Ha surgido desde ayer una interesante discusión en redes y en los medios sobre la doble decisión de la UNAM a propósito del caso patético de la ministra Yasmín Esquivel. Doble decisión: por un lado, la FES Aragón claramente afirma que la ministra, en esa época alumna de la ENEP Aragón, plagió en 1987 la tesis de Edgar Báez, alumno de la Facultad de Derecho de la UNAM, que fue redactada y presentada en 1986. Por el otro, la Rectoría de la Universidad concede que en la normatividad actual de la UNAM no existe la posibilidad de retirarle el título a la ministra. Remite la Rectoría a un documento del abogado general de la UNAM, escrito en la infame, impresentable e ilegible jerga leguleya, legalista, de abogados de barandilla, que supuestamente explica en un idioma incomprensible por qué no se le puede quitar el título a Yasmín Esquivel.
Algunos amigos, egresados o profesores de la UNAM, dan por buenas las razones del abogado general, y se resignan ante esta imposibilidad. Un muy pequeño número entre ellos todavía alberga la esperanza de que, a través de la anulación de la cédula profesional de Esquivel por la Secretaría de Educación Pública, podría perder su título y, por tanto, dejar de ser ministra de la Suprema Corte. Son pocos. La mayoría obviamente piensa que una Secretaría de Educación en manos de la persona que hoy ocupa el escritorio de Vasconcelos no va a atreverse jamás a semejante medida.
Otros, incluyendo de alguna manera al periódico Reforma a través de Templo Mayor, pensamos que esta es una claudicación del rector Graue. Los abogados sirven para lo que sirven: encontrar la solución jurídica para poner en práctica una decisión política. Jurídica, correcta, legal, lo menos retorcida posible, pero al final la que resulte de la decisión política que toma una empresa, un gobierno, una institución, una universidad. No soy abogado, pero conozco bien a la Universidad, donde di clases durante un cuarto de siglo, a muchos rectores, y a algunos abogados generales. No tengo la menor duda de que si el rector Graue le hubiera pedido al abogado general que encontrara la manera de retirarle el título a la ministra, dentro de la normatividad universitaria y sin exponerse en exceso a un cuestionamiento legal, lo habría podido hacer. En esto coincido con la ardida estridencia de López Obrador.
Mi impresión es que se trata de una solución salomónica de parte de Rectoría, como la de la Biblia: cortar al bebé a la mitad y darle a cada una de las supuestas madres una de las mitades. En otras palabras, quedar bien con todos aquellos que quieren que el plagio de Esquivel reciba un auténtico castigo y no sólo una merma reputacional, pero al mismo tiempo no enredarse en un enfrentamiento con López Obrador en un año de sucesión de Rectoría en Ciudad Universitaria.

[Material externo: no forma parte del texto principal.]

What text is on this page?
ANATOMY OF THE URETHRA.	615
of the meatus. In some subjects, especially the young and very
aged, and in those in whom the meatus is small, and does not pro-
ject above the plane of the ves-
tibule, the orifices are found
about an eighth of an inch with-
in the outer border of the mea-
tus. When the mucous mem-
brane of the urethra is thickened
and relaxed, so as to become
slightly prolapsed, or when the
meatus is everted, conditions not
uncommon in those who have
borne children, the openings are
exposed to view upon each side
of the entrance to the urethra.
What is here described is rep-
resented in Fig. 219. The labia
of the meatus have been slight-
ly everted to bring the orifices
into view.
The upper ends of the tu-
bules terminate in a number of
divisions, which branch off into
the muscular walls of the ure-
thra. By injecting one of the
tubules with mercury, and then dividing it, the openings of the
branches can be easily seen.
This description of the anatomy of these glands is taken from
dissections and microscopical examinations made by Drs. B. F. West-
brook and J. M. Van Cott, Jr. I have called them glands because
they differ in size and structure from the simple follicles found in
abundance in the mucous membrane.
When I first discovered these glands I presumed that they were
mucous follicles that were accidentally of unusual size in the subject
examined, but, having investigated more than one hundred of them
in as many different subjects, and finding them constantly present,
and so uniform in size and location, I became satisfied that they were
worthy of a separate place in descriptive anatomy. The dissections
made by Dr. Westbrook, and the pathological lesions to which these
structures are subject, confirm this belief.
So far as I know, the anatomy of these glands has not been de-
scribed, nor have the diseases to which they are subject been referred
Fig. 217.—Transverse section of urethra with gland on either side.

Entiendo la lógica política de esta decisión. Entiendo también que algunos piensan que esto puede dañar la reputación de la UNAM. Por mi parte, pienso que está tan dañada desde hace tantos años, que ya una pizca más de descrédito poco puede afectarla.
El asunto aquí es muy sencillo. Esquivel ha dicho —no en la carta aparentemente apócrifa o fake que circuló en redes ayer y que es inverosímil y escalofriante— que no va a renunciar. O la UNAM logra su despido al retirarle el título; o los otros ministros la presionan a tal grado que no le quedaría más remedio que renunciar; o el intento del grupo independiente del Senado, y en particular de Germán Martínez, por algún milagro prospera y se procede a un juicio político. Veo muy difícil que cualquiera de estas tres opciones se concretice. Me encantaría equivocarme. Ya le aposté a uno de mis colegas de La Hora de Opinar que Esquivel sobrevivirá, o no caerá. Mantengo la apuesta, pero junto con una pequeña dosis de esperanza o de ilusión de que termine por imponerse la sensatez de unos o de otros.